如何拆分 python 中的整数字符对
How to split integer-character pairs in python
我有一个列表,
['20W', '20W', '20W', '8W5K7W', '8W5K7W', '8W5K7W', '8W5K7W', '9W3K8W', '7W7R6W', '6W4R1Y4R5W', '6W1R1W5R1W1R5W', '6W1R1W2R1Y2R1W1R5W', '6W1R1W5R1W1R5W', '6W1R1W2R1Y2R1W1R5W', '9W3B8W', '9W3B8W', '9W3B8W', '9W3B8W', '9W3B8W', '8W5N7W']
我正在尝试计算它包含多少个整数字符对。例如,20W
是一对,1R
和 5K
也是。我尝试使用正则表达式 \d+[A-Z]
并且它标识了对,但是我将如何拆分它们,因为整数可以是任意长度并且字符串始终是一个字母。
提前致谢。
import re
data = ['20W', '20W', '20W', '8W5K7W', '8W5K7W', '8W5K7W', '8W5K7W', '9W3K8W', '7W7R6W', '6W4R1Y4R5W', '6W1R1W5R1W1R5W',
'6W1R1W2R1Y2R1W1R5W', '6W1R1W5R1W1R5W', '6W1R1W2R1Y2R1W1R5W', '9W3B8W', '9W3B8W', '9W3B8W', '9W3B8W', '9W3B8W', '8W5N7W']
for item in data:
result = re.findall(r'\d+[A-Z]', item)
print(item, len(result), result)
输出
20W 1 ['20W']
20W 1 ['20W']
20W 1 ['20W']
8W5K7W 3 ['8W', '5K', '7W']
8W5K7W 3 ['8W', '5K', '7W']
8W5K7W 3 ['8W', '5K', '7W']
8W5K7W 3 ['8W', '5K', '7W']
9W3K8W 3 ['9W', '3K', '8W']
7W7R6W 3 ['7W', '7R', '6W']
6W4R1Y4R5W 5 ['6W', '4R', '1Y', '4R', '5W']

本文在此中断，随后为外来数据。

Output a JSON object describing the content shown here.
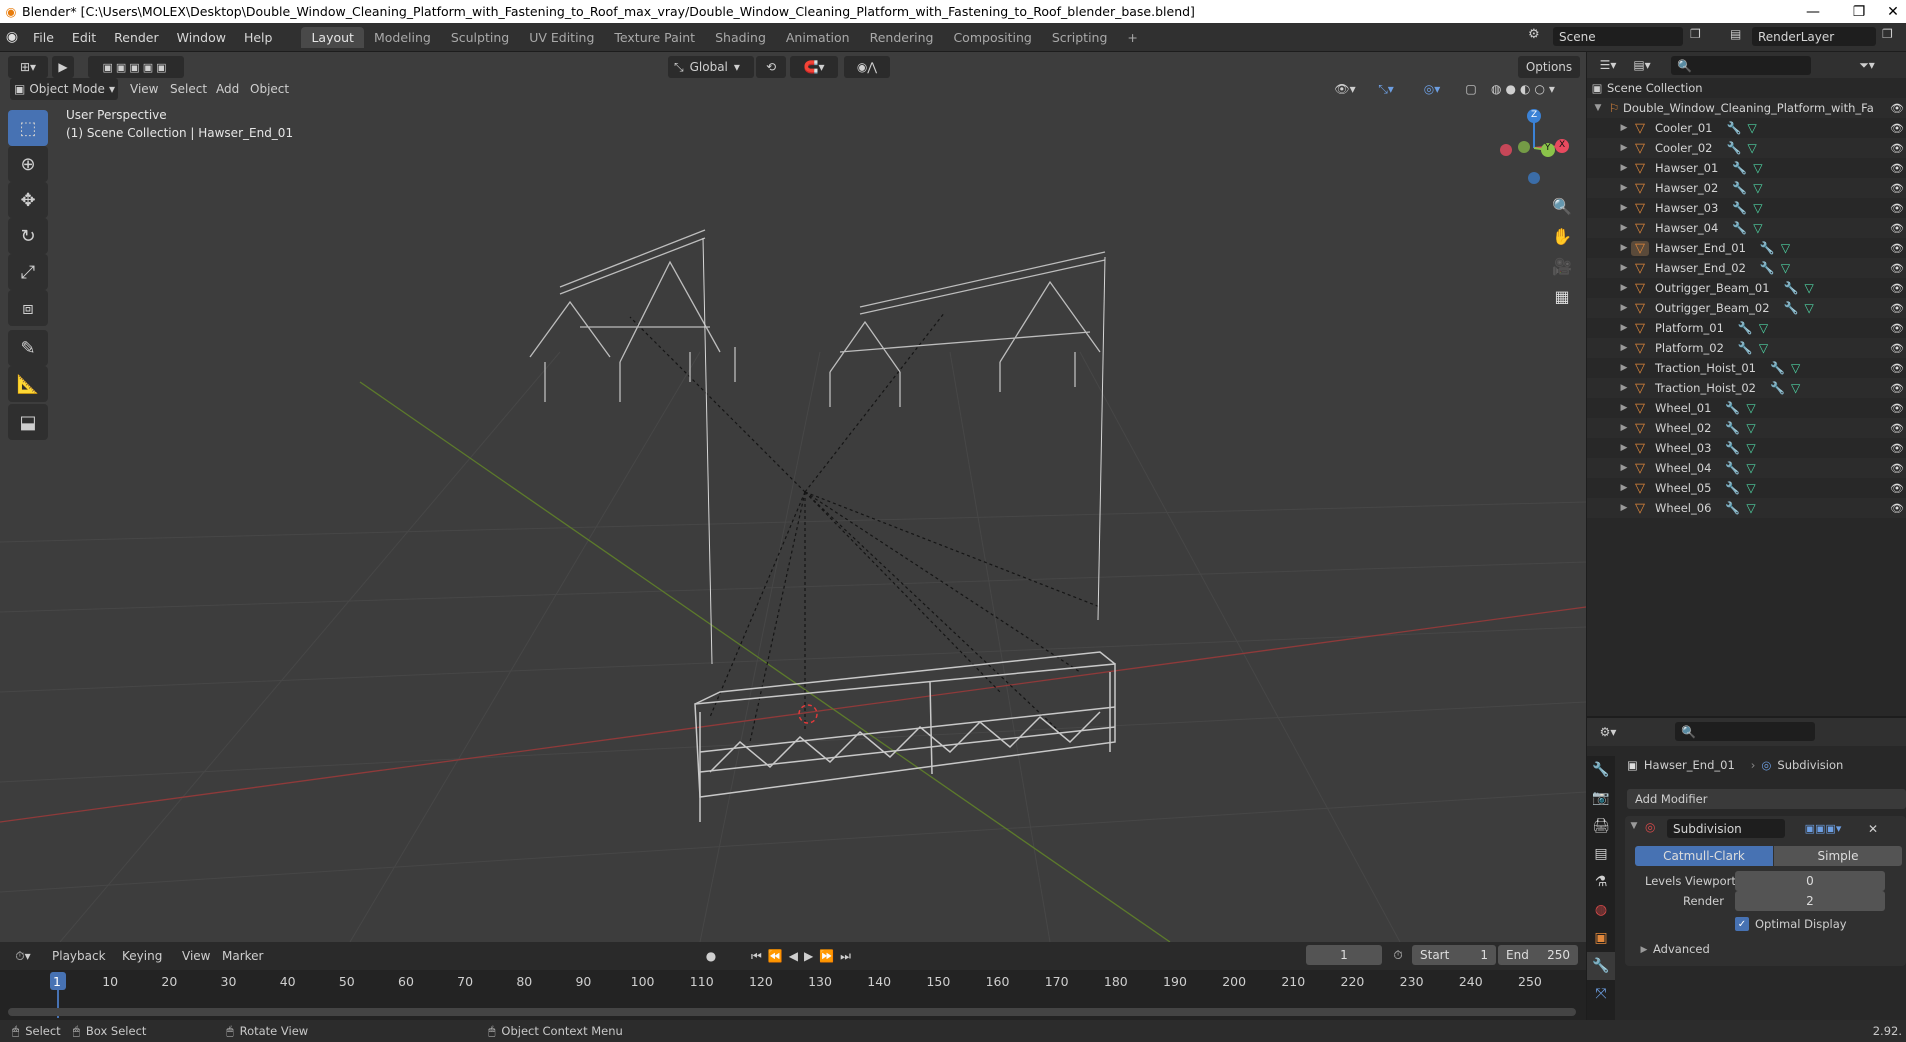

6W1R1W5R1W1R5W 7 ['6W', '1R', '1W', '5R', '1W', '1R', '5W']
6W1R1W2R1Y2R1W1R5W 9 ['6W', '1R', '1W', '2R', '1Y', '2R', '1W', '1R', '5W']

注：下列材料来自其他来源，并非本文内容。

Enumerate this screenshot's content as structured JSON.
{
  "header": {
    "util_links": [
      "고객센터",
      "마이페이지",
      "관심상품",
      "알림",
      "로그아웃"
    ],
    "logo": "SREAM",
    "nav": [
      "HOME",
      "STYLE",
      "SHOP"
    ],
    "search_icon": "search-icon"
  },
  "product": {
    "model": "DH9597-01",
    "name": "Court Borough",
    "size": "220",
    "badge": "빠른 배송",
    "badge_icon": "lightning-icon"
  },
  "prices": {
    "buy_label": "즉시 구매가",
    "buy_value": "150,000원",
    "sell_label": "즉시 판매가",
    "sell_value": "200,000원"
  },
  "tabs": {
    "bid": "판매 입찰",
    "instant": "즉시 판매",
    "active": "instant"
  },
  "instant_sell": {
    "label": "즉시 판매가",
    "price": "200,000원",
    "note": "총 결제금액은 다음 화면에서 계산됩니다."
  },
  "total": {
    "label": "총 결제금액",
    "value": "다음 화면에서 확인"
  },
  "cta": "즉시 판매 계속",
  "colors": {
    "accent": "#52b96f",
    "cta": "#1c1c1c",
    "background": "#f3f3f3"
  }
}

6W1R1W5R1W1R5W 7 ['6W', '1R', '1W', '5R', '1W', '1R', '5W']
6W1R1W2R1Y2R1W1R5W 9 ['6W', '1R', '1W', '2R', '1Y', '2R', '1W', '1R', '5W']
9W3B8W 3 ['9W', '3B', '8W']
9W3B8W 3 ['9W', '3B', '8W']
9W3B8W 3 ['9W', '3B', '8W']
9W3B8W 3 ['9W', '3B', '8W']
9W3B8W 3 ['9W', '3B', '8W']
8W5N7W 3 ['8W', '5N', '7W']
另一个单行代码,但没有一堆不必要的函数和循环。因为它总是一个字母,所以你真正要问的是:“有多少个字母?”。在这一点上,数字甚至都不重要。正则表达式也比@Ronie 的类似答案更有效和动态。如果出于某种原因字母也包含小写字母,这不会中断。
import re
data = ['20W', '20W', '20W', '8W5K7W', '8W5K7W', '8W5K7W', '8W5K7W', '9W3K8W', '7W7R6W', '6W4R1Y4R5W', '6W1R1W5R1W1R5W', '6W1R1W2R1Y2R1W1R5W', '6W1R1W5R1W1R5W', '6W1R1W2R1Y2R1W1R5W', '9W3B8W', '9W3B8W', '9W3B8W', '9W3B8W', '9W3B8W', '8W5N7W']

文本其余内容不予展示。